Cryptocurrency payment processor. Service accepts Bitcoin payments for e-commerce sites. Running Bitcoin Core full node on Hetzner AX41 for €49/month. Node monitors mempool for incoming transactions to client addresses, detects block confirmations.

Works paired with Bitcoin Core wallet generating unique addresses for each payment. Processes 200-500 payments per day, peak load 50 transactions per hour. Own node gives full control and privacy — no client addresses leak to third-party providers. Transaction detection latency 1-5 seconds after broadcast to network.

Blockchain analytics. Company analyzes Bitcoin transactions for compliance and AML (anti-money laundering). Use several Bitcoin Core nodes with txindex=1 for full transaction index. Nodes replicated in different datacenters for fault tolerance.

Each node processes 100-200 requests per second from analytics system building transaction graphs, tracking suspicious patterns, checking addresses against blacklist. Full txindex takes additional ~200 GB on disk but allows instantly getting any transaction by ID without slow scanning all blocks.

Conclusions and Recommendations

Running own blockchain node makes sense when need full data control, low latency, high throughput or privacy. For small projects and MVP managed providers like Infura more convenient and cheaper. For production with tens millions requests per month — own node more economically viable.

Bitcoin node can run on modest hardware — 4 cores CPU, 8 GB RAM, 1 TB SSD for €50-70/month handles most applications. Ethereum substantially heavier — need minimum 8 cores, 32 GB RAM, 2 TB NVMe for €120-170/month. Ethereum archive node for full history costs €250-400/month due to huge disk space.

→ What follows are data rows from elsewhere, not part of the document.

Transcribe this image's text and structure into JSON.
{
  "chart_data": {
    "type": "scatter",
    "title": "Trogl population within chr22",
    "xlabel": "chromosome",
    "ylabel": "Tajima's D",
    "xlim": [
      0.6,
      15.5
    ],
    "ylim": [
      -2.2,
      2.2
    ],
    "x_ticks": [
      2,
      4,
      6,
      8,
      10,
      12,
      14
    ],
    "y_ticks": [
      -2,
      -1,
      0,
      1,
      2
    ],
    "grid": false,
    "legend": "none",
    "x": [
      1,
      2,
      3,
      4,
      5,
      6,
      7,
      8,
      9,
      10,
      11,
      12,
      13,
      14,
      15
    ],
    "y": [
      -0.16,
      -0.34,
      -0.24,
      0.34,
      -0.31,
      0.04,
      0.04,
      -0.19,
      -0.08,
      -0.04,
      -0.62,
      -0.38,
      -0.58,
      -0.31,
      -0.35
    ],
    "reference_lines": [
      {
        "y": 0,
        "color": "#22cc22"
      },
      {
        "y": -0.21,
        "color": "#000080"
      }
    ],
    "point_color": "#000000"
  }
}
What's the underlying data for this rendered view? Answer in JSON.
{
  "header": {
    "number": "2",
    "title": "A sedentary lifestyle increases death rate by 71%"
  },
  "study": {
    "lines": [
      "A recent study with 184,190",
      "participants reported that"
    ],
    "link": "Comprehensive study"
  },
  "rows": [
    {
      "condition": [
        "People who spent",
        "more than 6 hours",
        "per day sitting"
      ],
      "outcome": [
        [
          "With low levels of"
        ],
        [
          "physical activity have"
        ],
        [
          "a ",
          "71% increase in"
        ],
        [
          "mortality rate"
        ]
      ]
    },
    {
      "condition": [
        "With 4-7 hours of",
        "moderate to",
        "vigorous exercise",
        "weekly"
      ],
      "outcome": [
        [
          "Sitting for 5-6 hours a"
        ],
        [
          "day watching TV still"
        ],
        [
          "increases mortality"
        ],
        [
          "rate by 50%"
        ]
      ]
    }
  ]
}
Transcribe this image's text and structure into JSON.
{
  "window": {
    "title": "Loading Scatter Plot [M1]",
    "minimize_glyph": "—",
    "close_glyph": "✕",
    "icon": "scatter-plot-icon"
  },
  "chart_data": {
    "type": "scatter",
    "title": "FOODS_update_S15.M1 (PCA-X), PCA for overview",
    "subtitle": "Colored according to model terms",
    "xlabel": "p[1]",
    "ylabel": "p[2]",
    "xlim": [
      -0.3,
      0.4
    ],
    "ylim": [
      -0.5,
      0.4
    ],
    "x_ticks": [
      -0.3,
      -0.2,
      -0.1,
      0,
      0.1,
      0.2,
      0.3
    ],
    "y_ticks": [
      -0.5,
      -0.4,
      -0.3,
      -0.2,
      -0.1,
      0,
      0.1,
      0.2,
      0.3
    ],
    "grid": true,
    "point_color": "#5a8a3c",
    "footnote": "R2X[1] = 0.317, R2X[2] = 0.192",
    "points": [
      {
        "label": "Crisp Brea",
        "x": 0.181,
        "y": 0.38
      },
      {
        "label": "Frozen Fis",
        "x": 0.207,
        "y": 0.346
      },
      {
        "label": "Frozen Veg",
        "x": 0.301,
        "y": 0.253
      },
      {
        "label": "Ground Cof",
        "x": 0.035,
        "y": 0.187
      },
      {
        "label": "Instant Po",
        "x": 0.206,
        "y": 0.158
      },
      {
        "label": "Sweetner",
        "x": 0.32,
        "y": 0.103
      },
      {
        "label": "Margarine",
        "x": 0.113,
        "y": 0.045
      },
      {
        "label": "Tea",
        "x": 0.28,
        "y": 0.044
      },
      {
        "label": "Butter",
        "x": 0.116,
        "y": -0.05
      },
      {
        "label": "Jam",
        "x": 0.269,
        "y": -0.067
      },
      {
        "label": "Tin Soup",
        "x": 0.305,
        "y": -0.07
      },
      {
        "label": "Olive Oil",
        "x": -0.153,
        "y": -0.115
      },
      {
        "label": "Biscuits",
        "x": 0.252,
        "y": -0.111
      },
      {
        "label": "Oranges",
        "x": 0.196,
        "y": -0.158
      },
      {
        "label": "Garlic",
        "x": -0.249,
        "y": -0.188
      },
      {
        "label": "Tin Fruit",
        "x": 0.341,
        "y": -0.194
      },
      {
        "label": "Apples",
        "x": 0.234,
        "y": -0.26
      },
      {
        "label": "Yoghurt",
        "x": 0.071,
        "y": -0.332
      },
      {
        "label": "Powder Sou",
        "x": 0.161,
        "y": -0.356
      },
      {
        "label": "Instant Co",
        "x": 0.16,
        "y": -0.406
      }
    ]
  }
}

Critical success factors: fast NVMe SSD (without it sync takes week and node may lag), enough RAM (otherwise swap kills performance), stable internet with low latency, regular client updates, sync and resource monitoring.

For fault tolerance recommended keep minimum two nodes in different datacenters plus managed provider as final fallback. This protects from downtime at one node or datacenter problems. Load balancer with health checks automatically switches traffic to healthy node.

Security critical — close RPC API from external access, use authentication and TLS, keep client on current version, don't store private keys on same machine as node. Firewall must allow only necessary ports.

Start implementation with test node on testnet (Sepolia for Ethereum, testnet for Bitcoin) to master setup and monitoring without risk. After successful test can launch mainnet node for production. Sync takes day-two, after which node ready to serve application.